The panel found that abuse of prisoners in Kahrizak included beatings; verbal
abuse and humiliation; lack of appropriate food and drink; lack of ventilation;
and severe overcrowding. It held Mortazavi responsible for the deaths of three
detainees: Mohsen Ruhal Amini, Amir
Javadifar, and Mohammed Kamrani.
Conditions at Kahrizak Prison had led the judiciary to order it closed more than
two years ago, but it remained open until July. On July 27, following Amini's
death, Supreme Leader Ali Khamenei again ordered it closed.

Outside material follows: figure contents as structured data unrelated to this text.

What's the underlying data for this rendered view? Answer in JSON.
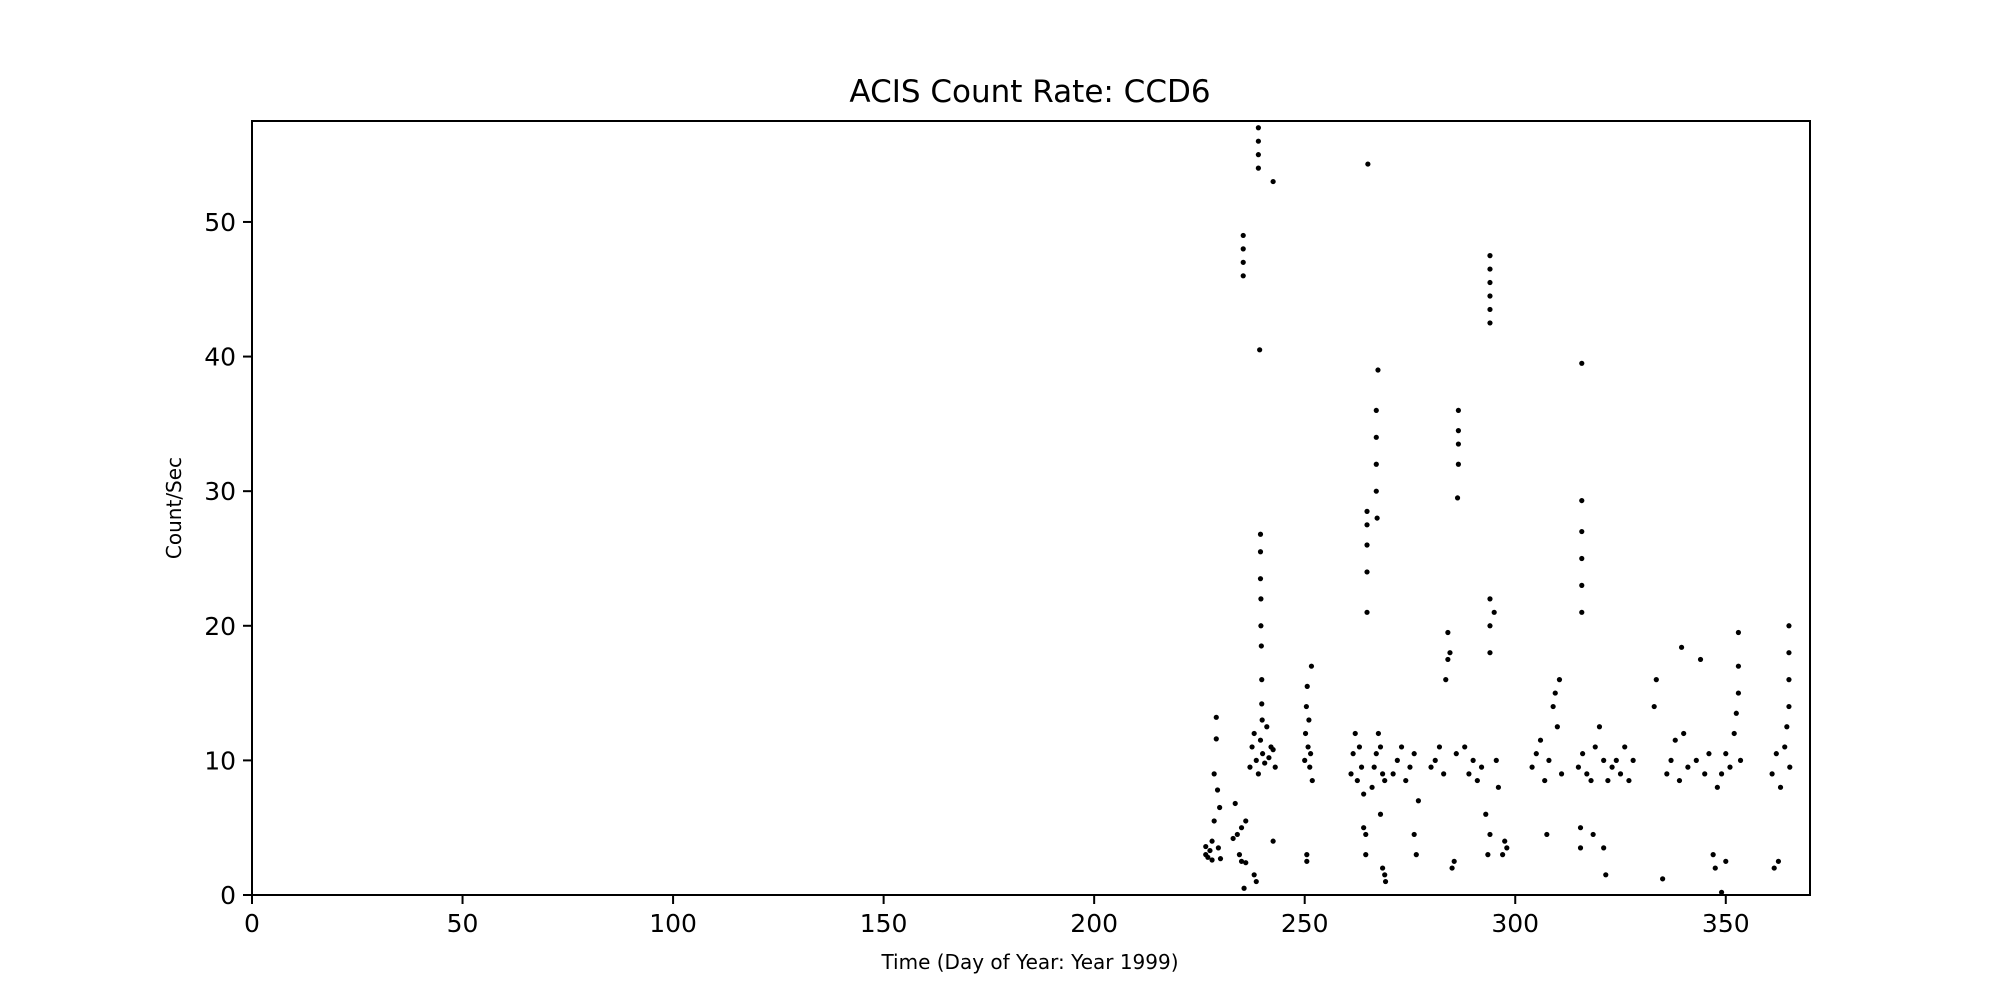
{
  "chart_data": {
    "type": "scatter",
    "title": "ACIS Count Rate: CCD6",
    "xlabel": "Time (Day of Year: Year 1999)",
    "ylabel": "Count/Sec",
    "xlim": [
      0,
      370
    ],
    "ylim": [
      0,
      57.5
    ],
    "xticks": [
      0,
      50,
      100,
      150,
      200,
      250,
      300,
      350
    ],
    "yticks": [
      0,
      10,
      20,
      30,
      40,
      50
    ],
    "xtick_labels": [
      "0",
      "50",
      "100",
      "150",
      "200",
      "250",
      "300",
      "350"
    ],
    "ytick_labels": [
      "0",
      "10",
      "20",
      "30",
      "40",
      "50"
    ],
    "grid": false,
    "marker_color": "#000000",
    "series": [
      {
        "points": [
          [
            226.5,
            3.0
          ],
          [
            226.5,
            3.6
          ],
          [
            227.0,
            2.8
          ],
          [
            227.5,
            3.3
          ],
          [
            228.0,
            4.0
          ],
          [
            228.0,
            2.6
          ],
          [
            228.5,
            5.5
          ],
          [
            228.5,
            9.0
          ],
          [
            229.0,
            13.2
          ],
          [
            229.0,
            11.6
          ],
          [
            229.3,
            7.8
          ],
          [
            229.5,
            3.5
          ],
          [
            229.8,
            6.5
          ],
          [
            230.0,
            2.7
          ],
          [
            233.0,
            4.2
          ],
          [
            233.5,
            6.8
          ],
          [
            234.0,
            4.5
          ],
          [
            234.5,
            3.0
          ],
          [
            235.0,
            2.5
          ],
          [
            235.0,
            5.0
          ],
          [
            235.4,
            46.0
          ],
          [
            235.4,
            47.0
          ],
          [
            235.4,
            48.0
          ],
          [
            235.4,
            49.0
          ],
          [
            235.6,
            0.5
          ],
          [
            236.0,
            2.4
          ],
          [
            236.0,
            5.5
          ],
          [
            237.0,
            9.5
          ],
          [
            237.5,
            11.0
          ],
          [
            238.0,
            12.0
          ],
          [
            238.5,
            10.0
          ],
          [
            239.0,
            9.0
          ],
          [
            239.5,
            11.5
          ],
          [
            240.0,
            10.5
          ],
          [
            240.5,
            9.8
          ],
          [
            241.0,
            12.5
          ],
          [
            241.5,
            10.2
          ],
          [
            242.0,
            11.0
          ],
          [
            242.5,
            10.8
          ],
          [
            243.0,
            9.5
          ],
          [
            238.0,
            1.5
          ],
          [
            238.5,
            1.0
          ],
          [
            239.0,
            57.0
          ],
          [
            239.0,
            56.0
          ],
          [
            239.0,
            55.0
          ],
          [
            239.0,
            54.0
          ],
          [
            239.3,
            40.5
          ],
          [
            239.5,
            26.8
          ],
          [
            239.5,
            25.5
          ],
          [
            239.5,
            23.5
          ],
          [
            239.6,
            22.0
          ],
          [
            239.6,
            20.0
          ],
          [
            239.7,
            18.5
          ],
          [
            239.8,
            16.0
          ],
          [
            239.8,
            14.2
          ],
          [
            239.9,
            13.0
          ],
          [
            242.5,
            4.0
          ],
          [
            242.5,
            53.0
          ],
          [
            250.0,
            10.0
          ],
          [
            250.2,
            12.0
          ],
          [
            250.4,
            14.0
          ],
          [
            250.6,
            15.5
          ],
          [
            250.8,
            11.0
          ],
          [
            251.0,
            13.0
          ],
          [
            251.2,
            9.5
          ],
          [
            251.4,
            10.5
          ],
          [
            251.6,
            17.0
          ],
          [
            251.8,
            8.5
          ],
          [
            250.5,
            3.0
          ],
          [
            250.5,
            2.5
          ],
          [
            261.0,
            9.0
          ],
          [
            261.5,
            10.5
          ],
          [
            262.0,
            12.0
          ],
          [
            262.5,
            8.5
          ],
          [
            263.0,
            11.0
          ],
          [
            263.5,
            9.5
          ],
          [
            264.0,
            7.5
          ],
          [
            264.0,
            5.0
          ],
          [
            264.5,
            3.0
          ],
          [
            264.5,
            4.5
          ],
          [
            264.8,
            21.0
          ],
          [
            264.8,
            24.0
          ],
          [
            264.8,
            26.0
          ],
          [
            264.8,
            27.5
          ],
          [
            264.8,
            28.5
          ],
          [
            265.0,
            54.3
          ],
          [
            266.0,
            8.0
          ],
          [
            266.5,
            9.5
          ],
          [
            267.0,
            10.5
          ],
          [
            267.5,
            12.0
          ],
          [
            268.0,
            11.0
          ],
          [
            268.5,
            9.0
          ],
          [
            269.0,
            8.5
          ],
          [
            267.0,
            30.0
          ],
          [
            267.0,
            32.0
          ],
          [
            267.0,
            34.0
          ],
          [
            267.0,
            36.0
          ],
          [
            267.2,
            28.0
          ],
          [
            267.4,
            39.0
          ],
          [
            268.0,
            6.0
          ],
          [
            268.5,
            2.0
          ],
          [
            269.0,
            1.5
          ],
          [
            269.2,
            1.0
          ],
          [
            271.0,
            9.0
          ],
          [
            272.0,
            10.0
          ],
          [
            273.0,
            11.0
          ],
          [
            274.0,
            8.5
          ],
          [
            275.0,
            9.5
          ],
          [
            276.0,
            10.5
          ],
          [
            276.0,
            4.5
          ],
          [
            276.5,
            3.0
          ],
          [
            277.0,
            7.0
          ],
          [
            280.0,
            9.5
          ],
          [
            281.0,
            10.0
          ],
          [
            282.0,
            11.0
          ],
          [
            283.0,
            9.0
          ],
          [
            283.5,
            16.0
          ],
          [
            284.0,
            17.5
          ],
          [
            284.0,
            19.5
          ],
          [
            284.5,
            18.0
          ],
          [
            285.0,
            2.0
          ],
          [
            285.5,
            2.5
          ],
          [
            286.0,
            10.5
          ],
          [
            286.3,
            29.5
          ],
          [
            286.5,
            32.0
          ],
          [
            286.5,
            33.5
          ],
          [
            286.5,
            36.0
          ],
          [
            286.5,
            34.5
          ],
          [
            288.0,
            11.0
          ],
          [
            289.0,
            9.0
          ],
          [
            290.0,
            10.0
          ],
          [
            291.0,
            8.5
          ],
          [
            292.0,
            9.5
          ],
          [
            293.0,
            6.0
          ],
          [
            293.5,
            3.0
          ],
          [
            294.0,
            4.5
          ],
          [
            294.0,
            20.0
          ],
          [
            294.0,
            22.0
          ],
          [
            294.0,
            18.0
          ],
          [
            294.0,
            42.5
          ],
          [
            294.0,
            43.5
          ],
          [
            294.0,
            44.5
          ],
          [
            294.0,
            45.5
          ],
          [
            294.0,
            46.5
          ],
          [
            294.0,
            47.5
          ],
          [
            295.0,
            21.0
          ],
          [
            295.5,
            10.0
          ],
          [
            296.0,
            8.0
          ],
          [
            297.0,
            3.0
          ],
          [
            297.5,
            4.0
          ],
          [
            298.0,
            3.5
          ],
          [
            304.0,
            9.5
          ],
          [
            305.0,
            10.5
          ],
          [
            306.0,
            11.5
          ],
          [
            307.0,
            8.5
          ],
          [
            307.5,
            4.5
          ],
          [
            308.0,
            10.0
          ],
          [
            309.0,
            14.0
          ],
          [
            309.5,
            15.0
          ],
          [
            310.0,
            12.5
          ],
          [
            310.5,
            16.0
          ],
          [
            311.0,
            9.0
          ],
          [
            315.0,
            9.5
          ],
          [
            315.5,
            3.5
          ],
          [
            315.5,
            5.0
          ],
          [
            315.8,
            21.0
          ],
          [
            315.8,
            23.0
          ],
          [
            315.8,
            25.0
          ],
          [
            315.8,
            27.0
          ],
          [
            315.8,
            29.3
          ],
          [
            315.8,
            39.5
          ],
          [
            316.0,
            10.5
          ],
          [
            317.0,
            9.0
          ],
          [
            318.0,
            8.5
          ],
          [
            318.5,
            4.5
          ],
          [
            319.0,
            11.0
          ],
          [
            320.0,
            12.5
          ],
          [
            321.0,
            10.0
          ],
          [
            321.0,
            3.5
          ],
          [
            321.5,
            1.5
          ],
          [
            322.0,
            8.5
          ],
          [
            323.0,
            9.5
          ],
          [
            324.0,
            10.0
          ],
          [
            325.0,
            9.0
          ],
          [
            326.0,
            11.0
          ],
          [
            327.0,
            8.5
          ],
          [
            328.0,
            10.0
          ],
          [
            333.0,
            14.0
          ],
          [
            333.5,
            16.0
          ],
          [
            335.0,
            1.2
          ],
          [
            336.0,
            9.0
          ],
          [
            337.0,
            10.0
          ],
          [
            338.0,
            11.5
          ],
          [
            339.0,
            8.5
          ],
          [
            339.5,
            18.4
          ],
          [
            340.0,
            12.0
          ],
          [
            341.0,
            9.5
          ],
          [
            343.0,
            10.0
          ],
          [
            344.0,
            17.5
          ],
          [
            345.0,
            9.0
          ],
          [
            346.0,
            10.5
          ],
          [
            347.0,
            3.0
          ],
          [
            347.5,
            2.0
          ],
          [
            348.0,
            8.0
          ],
          [
            349.0,
            9.0
          ],
          [
            350.0,
            10.5
          ],
          [
            351.0,
            9.5
          ],
          [
            352.0,
            12.0
          ],
          [
            352.5,
            13.5
          ],
          [
            353.0,
            15.0
          ],
          [
            353.0,
            17.0
          ],
          [
            353.0,
            19.5
          ],
          [
            353.5,
            10.0
          ],
          [
            349.0,
            0.2
          ],
          [
            350.0,
            2.5
          ],
          [
            361.0,
            9.0
          ],
          [
            361.5,
            2.0
          ],
          [
            362.0,
            10.5
          ],
          [
            362.5,
            2.5
          ],
          [
            363.0,
            8.0
          ],
          [
            364.0,
            11.0
          ],
          [
            364.5,
            12.5
          ],
          [
            365.0,
            14.0
          ],
          [
            365.0,
            16.0
          ],
          [
            365.0,
            18.0
          ],
          [
            365.0,
            20.0
          ],
          [
            365.2,
            9.5
          ]
        ]
      }
    ]
  }
}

Hamid Reza Katouzian,
a member of parliament from Tehran who served on an earlier official
fact-finding committee looking into attacks on Tehran University dormitories
after the election, said in early August that Esameel Ahmadi Moghaddam, chief of
Iran's national police, received daily reports about the Kahrizak prison and
thus shared responsibility for what happened there.
"There is reason to believe that others share responsibility with Mortazavi for
the terrible things that happened in Kahrizak," Stork said.
In addition to his role in sending detainees to Kahrizak, Mortazavi was in
charge of investigating detained reformist leaders and party officials in the
aftermath of the
disputed election.
In April 2000, Mortazavi, then a judge of the Public Court Branch 1410, led a
campaign to silence dissent by ordering the closure of more than 100 newspapers
and journals. In June 2003, the Iranian-Canadian photojournalist Zahra Kazemi
died while in the custody of judiciary and security officers presided over by
Mortazavi. Lawyers for her family have alleged that her body showed signs of
torture, including blows to the head, and that Mortazavi participated directly
in her interrogation.
In 2004, Mortazavi organized the arbitrary detention of more than 20 bloggers
and journalists, holding them in secret prisons. Human Rights Watch found that
Mortazavi was directly implicated in abuses of these detainees, including
holding them in lengthy solitary confinement and coercing them to sign false
confessions, some of them televised.